弊害、高齢 かつて批判 自身の信条 生じた矛盾 ㊦多選

新採用職員を前に訓示する福田知事。「若いエネルギーを持った皆さんの力が必要不可欠」と激励した=4月1日、県総合文化センター

 6選出馬へ調整-。5月中旬、沈黙を保つ福田富一(ふくだとみかず)知事(71)の去就報道に、県関係者の心はざわついた。「年齢的に終わりが見えているトップに誰がついていくのか。県政が停滞しかねない」。実績だけで高齢多選批判はかわせない。

 県政史上異例の長期政権に、懸念や不満は漏れ出ている。「幅広く意見を聞き、波風を立てない結論にたどり着く」。県幹部OBの目には、福田氏の無難な県政運営が消極的に映る。自民党の元県議は「知事の固定化で人材が育たない。トップの交代は必要だ」と新陳代謝を求める。

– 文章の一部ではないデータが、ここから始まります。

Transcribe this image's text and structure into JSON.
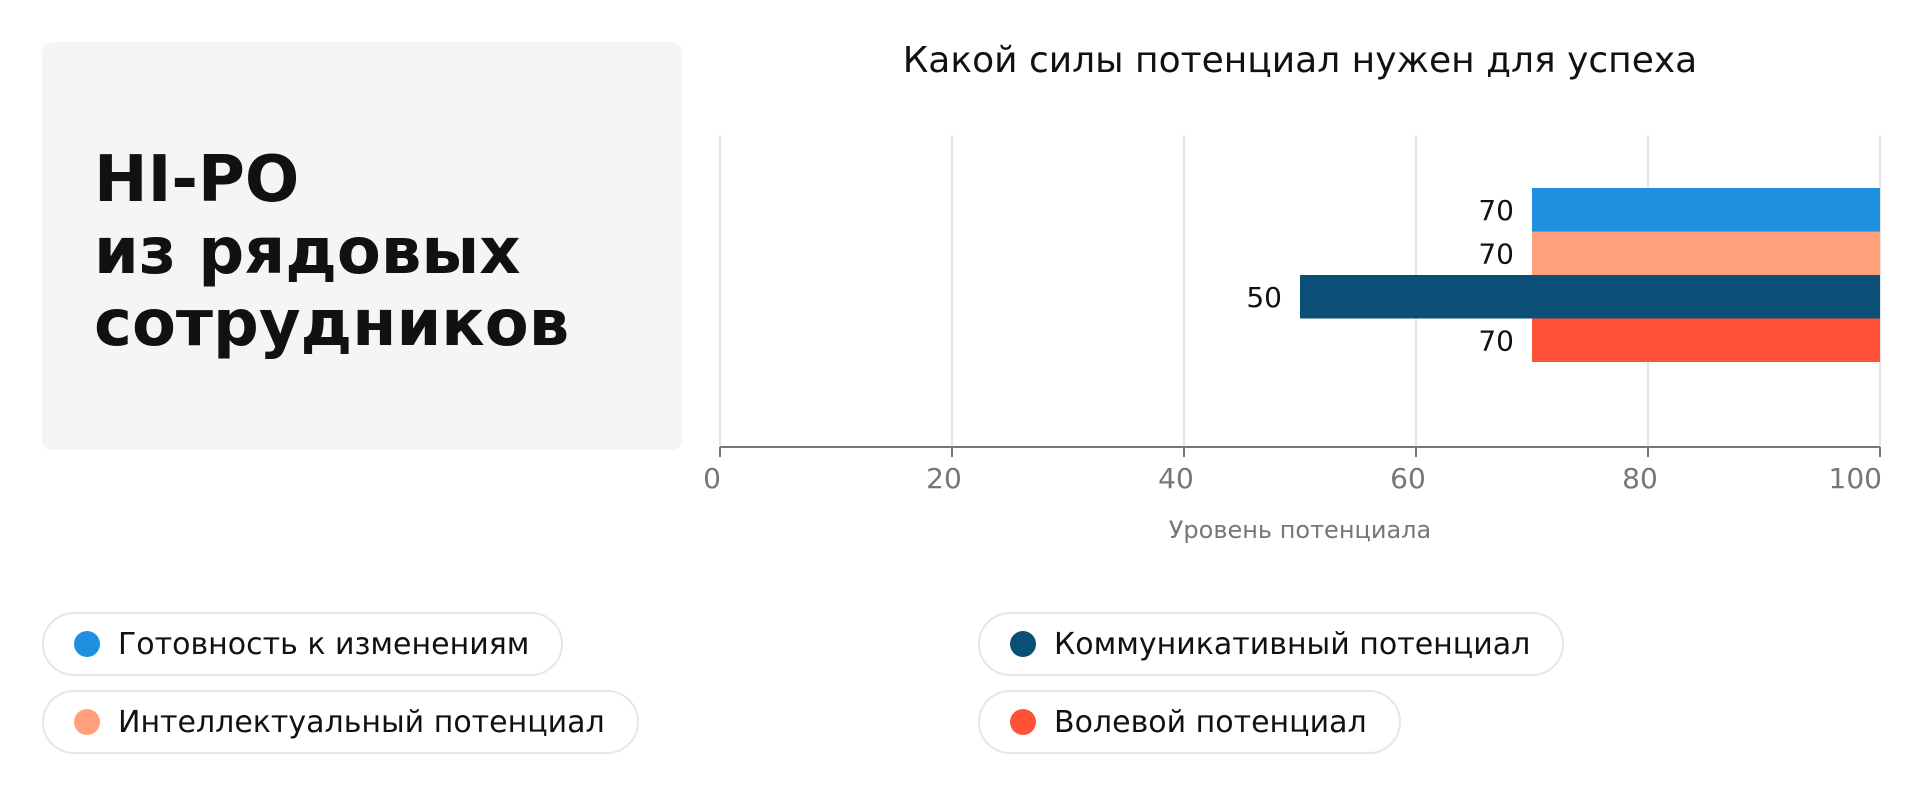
{
  "card": {
    "title_lines": [
      "HI-PO",
      "из рядовых",
      "сотрудников"
    ]
  },
  "chart_data": {
    "type": "bar",
    "orientation": "horizontal",
    "title": "Какой силы потенциал нужен для успеха",
    "xlabel": "Уровень потенциала",
    "ylabel": "",
    "xlim": [
      0,
      100
    ],
    "xticks": [
      0,
      20,
      40,
      60,
      80,
      100
    ],
    "grid": true,
    "bars_extend_from": "right",
    "series": [
      {
        "name": "Готовность к изменениям",
        "value": 70,
        "color": "#1e90e0"
      },
      {
        "name": "Интеллектуальный потенциал",
        "value": 70,
        "color": "#ffa07a"
      },
      {
        "name": "Коммуникативный потенциал",
        "value": 50,
        "color": "#0b4f77"
      },
      {
        "name": "Волевой потенциал",
        "value": 70,
        "color": "#ff5238"
      }
    ]
  },
  "legend": {
    "placement": "bottom",
    "items": [
      {
        "label": "Готовность к изменениям",
        "color": "#1e90e0"
      },
      {
        "label": "Интеллектуальный потенциал",
        "color": "#ffa07a"
      },
      {
        "label": "Коммуникативный потенциал",
        "color": "#0b4f77"
      },
      {
        "label": "Волевой потенциал",
        "color": "#ff5238"
      }
    ]
  }
}
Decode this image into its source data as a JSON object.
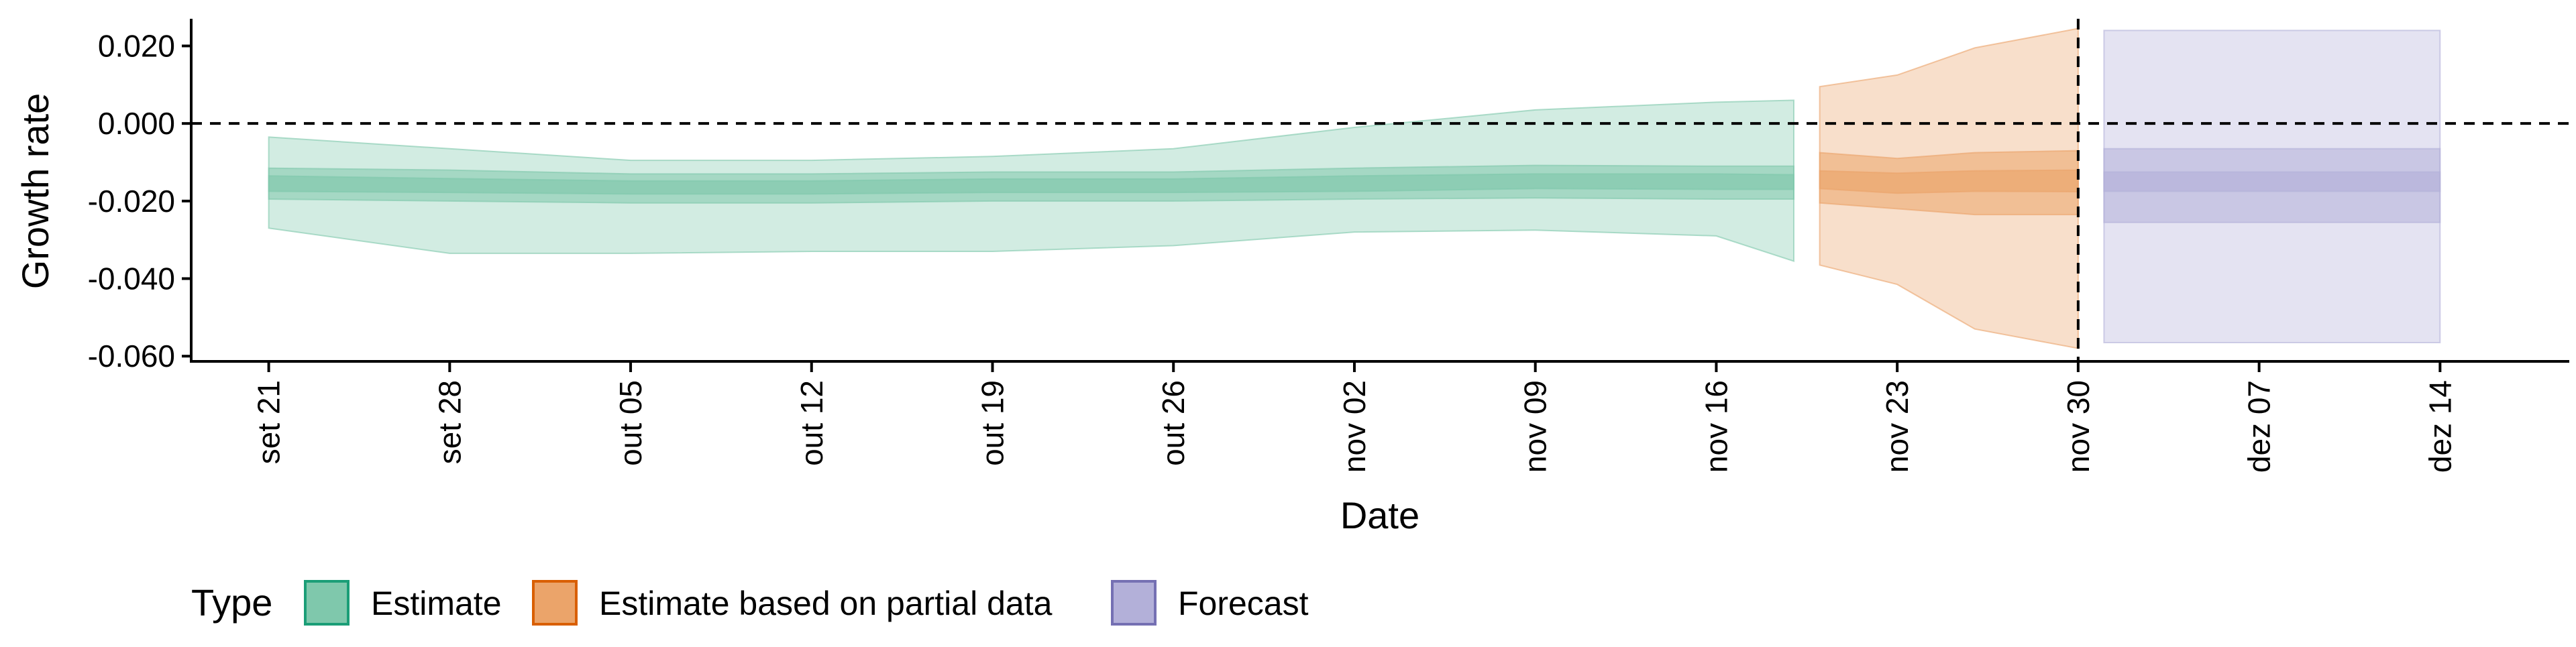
{
  "chart_data": {
    "type": "area",
    "xlabel": "Date",
    "ylabel": "Growth rate",
    "ylim": [
      -0.061,
      0.027
    ],
    "xlim": [
      "2020-09-18",
      "2020-12-19"
    ],
    "y_ticks": [
      "0.020",
      "0.000",
      "-0.020",
      "-0.040",
      "-0.060"
    ],
    "y_tick_values": [
      0.02,
      0.0,
      -0.02,
      -0.04,
      -0.06
    ],
    "x_tick_labels": [
      "set 21",
      "set 28",
      "out 05",
      "out 12",
      "out 19",
      "out 26",
      "nov 02",
      "nov 09",
      "nov 16",
      "nov 23",
      "nov 30",
      "dez 07",
      "dez 14"
    ],
    "x_tick_dates": [
      "2020-09-21",
      "2020-09-28",
      "2020-10-05",
      "2020-10-12",
      "2020-10-19",
      "2020-10-26",
      "2020-11-02",
      "2020-11-09",
      "2020-11-16",
      "2020-11-23",
      "2020-11-30",
      "2020-12-07",
      "2020-12-14"
    ],
    "reference_lines": {
      "horizontal_y": 0.0,
      "vertical_date": "2020-11-30",
      "style": "dashed"
    },
    "grid": false,
    "legend": {
      "title": "Type",
      "position": "bottom-left",
      "entries": [
        "Estimate",
        "Estimate based on partial data",
        "Forecast"
      ]
    },
    "series": [
      {
        "name": "Estimate",
        "color": "#1b9e77",
        "fill": "#7fc8ac",
        "x": [
          "2020-09-21",
          "2020-09-28",
          "2020-10-05",
          "2020-10-12",
          "2020-10-19",
          "2020-10-26",
          "2020-11-02",
          "2020-11-09",
          "2020-11-16",
          "2020-11-19"
        ],
        "median": [
          -0.0155,
          -0.016,
          -0.0165,
          -0.0165,
          -0.016,
          -0.016,
          -0.0155,
          -0.015,
          -0.015,
          -0.015
        ],
        "lower_30": [
          -0.0135,
          -0.0142,
          -0.0148,
          -0.0148,
          -0.0143,
          -0.0143,
          -0.0135,
          -0.013,
          -0.013,
          -0.0132
        ],
        "upper_30": [
          -0.0175,
          -0.0178,
          -0.0182,
          -0.0182,
          -0.0178,
          -0.0178,
          -0.0175,
          -0.0168,
          -0.017,
          -0.017
        ],
        "lower_60": [
          -0.0115,
          -0.012,
          -0.013,
          -0.013,
          -0.0125,
          -0.0125,
          -0.0115,
          -0.0108,
          -0.011,
          -0.011
        ],
        "upper_60": [
          -0.0195,
          -0.02,
          -0.0205,
          -0.0205,
          -0.02,
          -0.02,
          -0.0195,
          -0.0192,
          -0.0195,
          -0.0195
        ],
        "lower_90": [
          -0.0035,
          -0.0065,
          -0.0095,
          -0.0095,
          -0.0085,
          -0.0065,
          -0.001,
          0.0035,
          0.0055,
          0.006
        ],
        "upper_90": [
          -0.027,
          -0.0335,
          -0.0335,
          -0.033,
          -0.033,
          -0.0315,
          -0.028,
          -0.0275,
          -0.029,
          -0.0355
        ]
      },
      {
        "name": "Estimate based on partial data",
        "color": "#d95f02",
        "fill": "#eba46a",
        "x": [
          "2020-11-20",
          "2020-11-23",
          "2020-11-26",
          "2020-11-30"
        ],
        "median": [
          -0.0148,
          -0.0152,
          -0.0148,
          -0.0148
        ],
        "lower_30": [
          -0.0122,
          -0.0128,
          -0.0122,
          -0.012
        ],
        "upper_30": [
          -0.0168,
          -0.018,
          -0.0175,
          -0.0176
        ],
        "lower_60": [
          -0.0075,
          -0.009,
          -0.0075,
          -0.007
        ],
        "upper_60": [
          -0.0205,
          -0.022,
          -0.0235,
          -0.0235
        ],
        "lower_90": [
          0.0095,
          0.0125,
          0.0195,
          0.0245
        ],
        "upper_90": [
          -0.0365,
          -0.0415,
          -0.053,
          -0.058
        ]
      },
      {
        "name": "Forecast",
        "color": "#7570b3",
        "fill": "#b3b0d9",
        "x": [
          "2020-12-01",
          "2020-12-14"
        ],
        "median": [
          -0.015,
          -0.015
        ],
        "lower_30": [
          -0.0125,
          -0.0125
        ],
        "upper_30": [
          -0.0175,
          -0.0175
        ],
        "lower_60": [
          -0.0065,
          -0.0065
        ],
        "upper_60": [
          -0.0255,
          -0.0255
        ],
        "lower_90": [
          0.024,
          0.024
        ],
        "upper_90": [
          -0.0565,
          -0.0565
        ]
      }
    ]
  }
}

 全国知事会によると、知事の歴代最長は8期。現職では5期が最も長く、福田氏を含め5人いる。福田氏は本県知事で最多の当選回数を誇る。

 法律上、在任期間に制限はない。ただ東北大の河村和徳(かわむらかずのり)准教授(政治学)は3期12年が理想とみる。それ以上の多選になれば「職員は県民よりも上(知事)を見て動くようになる。幹部ならば、なおさらだ。『無敵』になった知事に意見できる議員もいなくなる」と指摘する。

 行政の硬直化、政策の独善化などが多選の弊害とされる。知事1強の下、議会がオール与党化すれば、行政監視機能の低下を招きかねない。

 栃木県庁では、自己都合で退職する若手や中堅が目立っている。2023年度は20代21人に上り、19年度の4倍に増えた。将来を嘱望された“エース級”の退職もあり、マンネリ化した組織の影響と漏らす関係者もいる。

 「青年政治家の頃は高齢多選を批判していた。ミイラ取りがミイラになった」

 6選出馬を正式表明した21日の記者会見で、福田氏は政治信条の変遷を認めた。長く同じ座に居続ける権力者を戒める「権腐十年」を旨としてきた福田氏。口にした言葉に、自虐と自省がのぞいた。

 福田氏は「(周囲の忖度(そんたく)が)全くないかと言われればあるかもしれない」とも話した。「多選の弊害が出ないよう気を引き締めていく」と自戒するが、その効果は見えにくい。

 6選出馬は、4年前と変わらず後継や多選の問題を露呈した。前回5期目を託した有権者に、福田氏の決断はどう映るのか。多選を納得させる取り組みを県民に示せるのか。福田氏の公約が注目される。